The same ambiguity problems do not exist with regard to our own planet, satellite, or star. One could make the argument that, hypothetically, if we were in another star system, we’d need a way to refer unambiguously to the Sun. For complex reasons, I consider the “Sol” idea probably the least likely way this would be accomplished - and I don’t wish to discuss them here as that is not the topic of this thread. (The same argument does not even apply to the Earth or the Moon, and as such I think we can safely disregard those ideas entirely.) At any rate, the very specific mechanisms that have been developed to apply Latin names to newly-discovered organisms constitute a set of rules that is not in existence for creating star names. Any examination of species names, furthermore, reveals that they are not “Latin” in the sense of being something that would be comprehensible to Latin speakers, but rather they are a particular code that happens to have been derived from Latin. The fact that we use a Latin-derived code to assign unambiguous names to species has precisely zero bearing on claims that we should (or secretly do) name stars that way. As a matter of fact, comparatively few star names come from Latin at all. If we’re following standard practice, shouldn’t the Sun have an Arabic name?
This was a fairly common usage in science fiction, both good and bad, where there might in everyday conversation be a need to distinguish the third rock from the sun from other terrestrial planets, etc., and was also used in some science popularizations.
Irrelevant. Real life is not science fiction.
I find nothing pretentious in the idea that utilizing the Latin in lieu of an official proper name enables a certain degree of freedom of description not available otherwise.

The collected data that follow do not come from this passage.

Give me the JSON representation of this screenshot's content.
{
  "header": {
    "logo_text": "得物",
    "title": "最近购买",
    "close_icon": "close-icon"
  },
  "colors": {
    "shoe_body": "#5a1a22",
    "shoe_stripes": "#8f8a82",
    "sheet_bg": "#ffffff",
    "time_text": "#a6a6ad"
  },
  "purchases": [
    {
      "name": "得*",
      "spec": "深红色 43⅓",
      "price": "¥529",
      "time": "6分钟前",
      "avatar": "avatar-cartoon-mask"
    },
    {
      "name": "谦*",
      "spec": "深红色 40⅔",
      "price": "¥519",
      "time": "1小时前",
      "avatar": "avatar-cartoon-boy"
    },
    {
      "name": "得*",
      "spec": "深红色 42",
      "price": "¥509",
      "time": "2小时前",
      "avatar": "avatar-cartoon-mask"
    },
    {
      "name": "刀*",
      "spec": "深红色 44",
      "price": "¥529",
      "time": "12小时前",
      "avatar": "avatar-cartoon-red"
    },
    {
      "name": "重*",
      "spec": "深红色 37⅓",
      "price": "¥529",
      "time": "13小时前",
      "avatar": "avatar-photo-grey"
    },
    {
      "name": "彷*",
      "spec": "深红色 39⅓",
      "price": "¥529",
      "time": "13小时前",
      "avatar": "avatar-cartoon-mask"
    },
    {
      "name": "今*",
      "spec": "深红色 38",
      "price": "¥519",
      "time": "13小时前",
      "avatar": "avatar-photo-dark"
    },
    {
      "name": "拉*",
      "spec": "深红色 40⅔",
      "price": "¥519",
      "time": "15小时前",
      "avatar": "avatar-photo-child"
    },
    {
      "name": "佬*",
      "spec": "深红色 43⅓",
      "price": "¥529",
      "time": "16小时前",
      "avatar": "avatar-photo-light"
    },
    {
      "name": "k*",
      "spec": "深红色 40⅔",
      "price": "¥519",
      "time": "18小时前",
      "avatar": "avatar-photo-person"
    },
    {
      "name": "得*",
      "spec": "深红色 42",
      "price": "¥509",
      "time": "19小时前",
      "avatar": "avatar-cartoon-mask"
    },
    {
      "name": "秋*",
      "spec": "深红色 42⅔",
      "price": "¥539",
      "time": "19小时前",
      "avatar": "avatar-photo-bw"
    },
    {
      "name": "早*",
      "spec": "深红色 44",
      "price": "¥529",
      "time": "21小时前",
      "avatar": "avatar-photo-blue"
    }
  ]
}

You don’t agree that it’s pretentious to claim that the common term for something is not its “real name”, and that (to solve an imaginary problem that the laws of physics have made irrelevant) we should all recognize that there’s a secret “real name” that no one uses for the Sun? Making up little rules like this is pretentious because it presumes the right of the person making the assertion to make rules about the subject matter. It’s the same with people who make irrational claims about which word you’re allowed to use in a situation and which you’re not (“It’s ‘alternative’, not ‘alternate’!” and the like) - it’s pretentious to assume the mantle of deciding things like that. When one can quite easily factually determine that the sun’s “real name” is not, in fact, “Sol”, arguments to the contrary piss me off because (1) they are lies and (2) I’m annoyed that people believe themselves to have the right to declare what the Sun is “really” called.
For example, describe to me the sky visible from a hypothetical Earthlike planet orbiting Alpha Centauri A at about 1 AU. You’ll need to make reference to ACA’s half-degree disk in the daytime, the presence of ACB and the extent to which it illuminates the night for half the year, and the fact that the star around which Earth, Jupiter, etc. revolves is visible as a 1st magnitude star in Cassiopeia when not drowned out by ACA or ACB. I personally would see using “sun” to describe ACA and “Sol” to identify that star as completely within the bounds of clear writing.
Irrelevant. Purely irrelevant, as we are not on Alpha Centauri’s hypothetical earthlike planet. In case you missed it when I mentioned it elsewhere in the thread, current physics does not make it seem likely that we ever will manage to be on Alpha Centauri’s hypothetical earth-like planet. As I said above, I don’t particularly care to argue about what I think the better choice for a science fiction writer would be, because (1) I am not a science fiction writer and (2) that’s completely irrelevant to the discussion at hand.